= Learn and Serve America =

the LSA logo

Learn and Serve America (LSA) was a United States government program under the authority of the Corporation For National and Community Service. Its mission was to provide opportunities for students nationwide to participate in service learning projects, and to gain valuable experience while helping communities. It sponsored the President's Higher Education Community Service Honor Roll.

==Programs==

Learn and Serve America's budget was primarily distributed to K–12 and higher education institutions, as well as community organizations, upon request, in the form of grants.
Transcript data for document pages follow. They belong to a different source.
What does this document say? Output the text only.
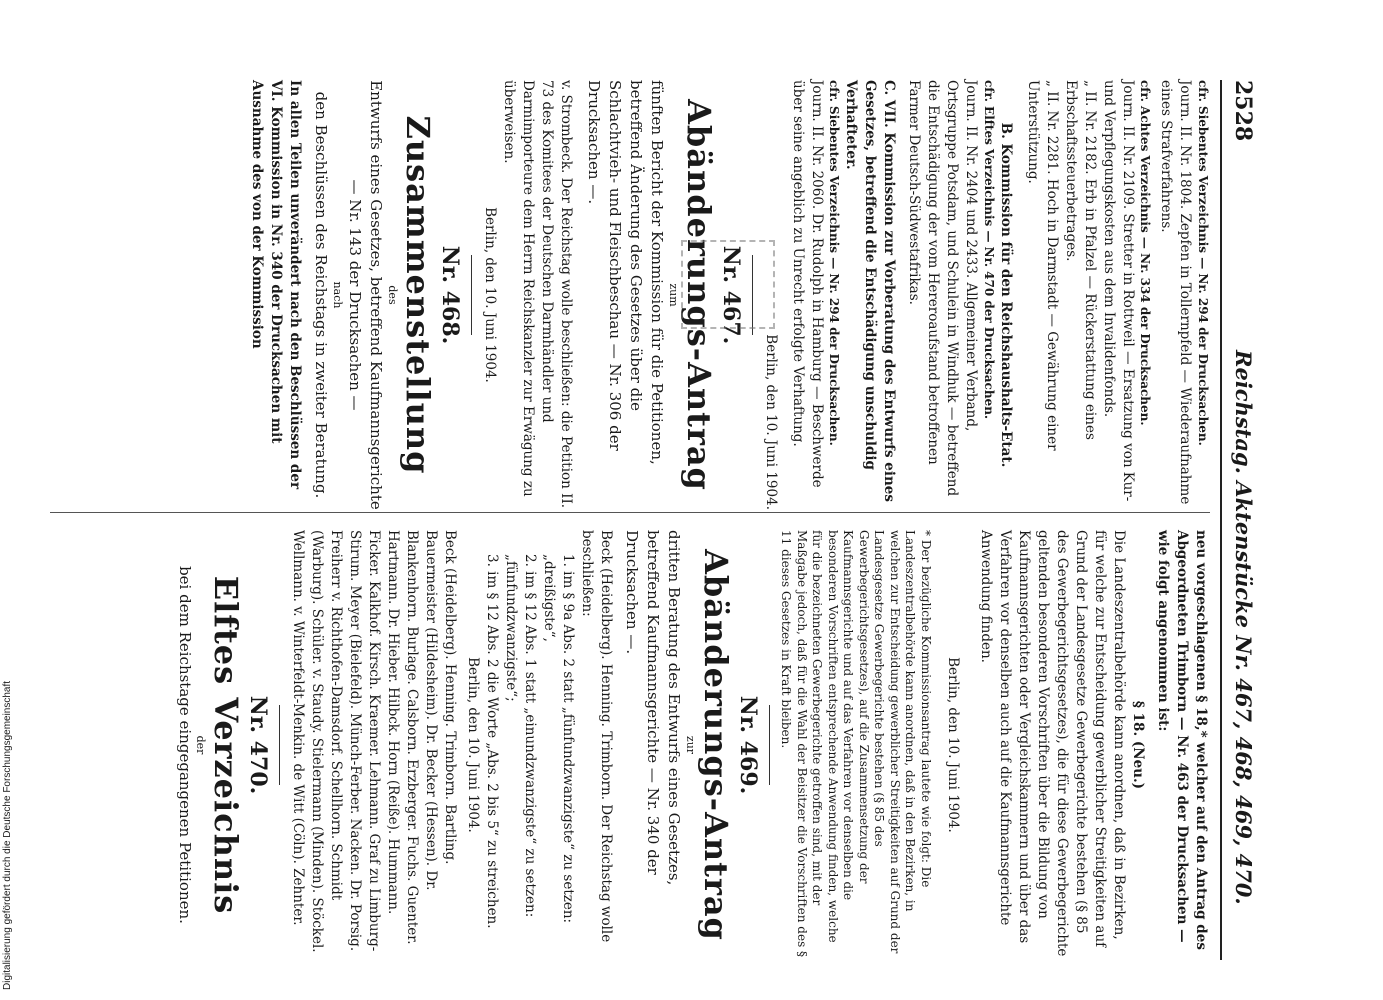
2528
Reichstag. Aktenstücke Nr. 467, 468, 469, 470.

cfr. Siebentes Verzeichnis — Nr. 294 der Drucksachen.

Journ. II. Nr. 1804. Zepfen in Tollernpfeld — Wiederaufnahme eines Strafverfahrens.

cfr. Achtes Verzeichnis — Nr. 334 der Drucksachen.

Journ. II. Nr. 2109. Stretter in Rottweil — Ersatzung von Kur- und Verpflegungskosten aus dem Invalidenfonds.

„ II. Nr. 2182. Erb in Pfalzel — Rückerstattung eines Erbschaftssteuerbetrages.

„ II. Nr. 2281. Hoch in Darmstadt — Gewährung einer Unterstützung.

B. Kommission für den Reichshaushalts-Etat.

cfr. Elftes Verzeichnis — Nr. 470 der Drucksachen.

Journ. II. Nr. 2404 und 2433. Allgemeiner Verband, Ortsgruppe Potsdam, und Schulein in Windhuk — betreffend die Entschädigung der vom Hereroaufstand betroffenen Farmer Deutsch-Südwestafrikas.

C. VII. Kommission zur Vorberatung des Entwurfs eines Gesetzes, betreffend die Entschädigung unschuldig Verhafteter.

cfr. Siebentes Verzeichnis — Nr. 294 der Drucksachen.

Journ. II. Nr. 2060. Dr. Rudolph in Hamburg — Beschwerde über seine angeblich zu Unrecht erfolgte Verhaftung.

Berlin, den 10. Juni 1904.

Nr. 467.

Abänderungs-Antrag

zum

fünften Bericht der Kommission für die Petitionen, betreffend Änderung des Gesetzes über die Schlachtvieh- und Fleischbeschau — Nr. 306 der Drucksachen —.

v. Strombeck. Der Reichstag wolle beschließen: die Petition II. 73 des Komitees der Deutschen Darmhändler und Darmimporteure dem Herrn Reichskanzler zur Erwägung zu überweisen.

Berlin, den 10. Juni 1904.

Nr. 468.

Zusammenstellung

des

Entwurfs eines Gesetzes, betreffend Kaufmannsgerichte — Nr. 143 der Drucksachen —

nach

den Beschlüssen des Reichstags in zweiter Beratung.

In allen Teilen unverändert nach den Beschlüssen der VI. Kommission in Nr. 340 der Drucksachen mit Ausnahme des von der Kommission

neu vorgeschlagenen § 18,* welcher auf den Antrag des Abgeordneten Trimborn — Nr. 463 der Drucksachen — wie folgt angenommen ist:

§ 18. (Neu.)

Die Landeszentralbehörde kann anordnen, daß in Bezirken, für welche zur Entscheidung gewerblicher Streitigkeiten auf Grund der Landesgesetze Gewerbegerichte bestehen (§ 85 des Gewerbegerichtsgesetzes), die für diese Gewerbegerichte geltenden besonderen Vorschriften über die Bildung von Kaufmannsgerichten oder Vergleichskammern und über das Verfahren vor denselben auch auf die Kaufmannsgerichte Anwendung finden.

Berlin, den 10. Juni 1904.

* Der bezügliche Kommissionsantrag lautete wie folgt: Die Landeszentralbehörde kann anordnen, daß in den Bezirken, in welchen zur Entscheidung gewerblicher Streitigkeiten auf Grund der Landesgesetze Gewerbegerichte bestehen (§ 85 des Gewerbegerichtsgesetzes), auf die Zusammensetzung der Kaufmannsgerichte und auf das Verfahren vor denselben die besonderen Vorschriften entsprechende Anwendung finden, welche für die bezeichneten Gewerbegerichte getroffen sind, mit der Maßgabe jedoch, daß für die Wahl der Beisitzer die Vorschriften des § 11 dieses Gesetzes in Kraft bleiben.

Nr. 469.

Abänderungs-Antrag

zur

dritten Beratung des Entwurfs eines Gesetzes, betreffend Kaufmannsgerichte — Nr. 340 der Drucksachen —.

Beck (Heidelberg). Henning. Trimborn. Der Reichstag wolle beschließen:

1. im § 9a Abs. 2 statt „fünfundzwanzigste“ zu setzen: „dreißigste“,

2. im § 12 Abs. 1 statt „einundzwanzigste“ zu setzen: „fünfundzwanzigste“;

3. im § 12 Abs. 2 die Worte „Abs. 2 bis 5“ zu streichen.

Berlin, den 10. Juni 1904.

Beck (Heidelberg). Henning. Trimborn. Bartling. Bauermeister (Hildesheim). Dr. Becker (Hessen). Dr. Blankenhorn. Burlage. Calsborn. Erzberger. Fuchs. Guenter. Hartmann. Dr. Hieber. Hilbck. Horn (Reiße). Hummann. Ficker. Kalkhof. Kirsch. Kraemer. Lehmann. Graf zu Limburg-Stirum. Meyer (Bielefeld). Münch-Ferber. Nacken. Dr. Porsig. Freiherr v. Richthofen-Damsdorf. Schellhorn. Schmidt (Warburg). Schüler. v. Staudy. Stielermann (Minden). Stöckel. Wellmann. v. Winterfeldt-Menkin. de Witt (Cöln). Zehnter.

Nr. 470.

Elftes Verzeichnis

der

bei dem Reichstage eingegangenen Petitionen.

Digitalisierung gefördert durch die Deutsche Forschungsgemeinschaft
Of the money earmarked for grants, approximately half was distributed on a population-based formula to state education agencies, while another quarter was granted on a competitive basis to community based organizations and Indian Tribes; 25% was reserved for competitive grants to higher education institutions or consortia. Learn and Serve America also oversaw the Presidential Freedom Scholarships, the Presidential Volunteer Service Awards, and the President's Higher Education Community Service Honor Roll. Learn and Serve America provided leadership and support to the National Service-Learning Clearinghouse.

==History==

Learn and Serve America grew from Serve America, a program created under the National and Community Service Act of 1990. When the Corporation for National and Community Service was created in 1993, Serve America was reformed as Learn and Serve America. http://www.nationalservice.gov/pdf/factsheet_lsa.pdf Learn and Serve America was reauthorized in the 2009 Edward M. Kennedy Serve America Act. In 2011 the United States House Appropriations Committee eliminated the entire budget for the Learn and Serve America program.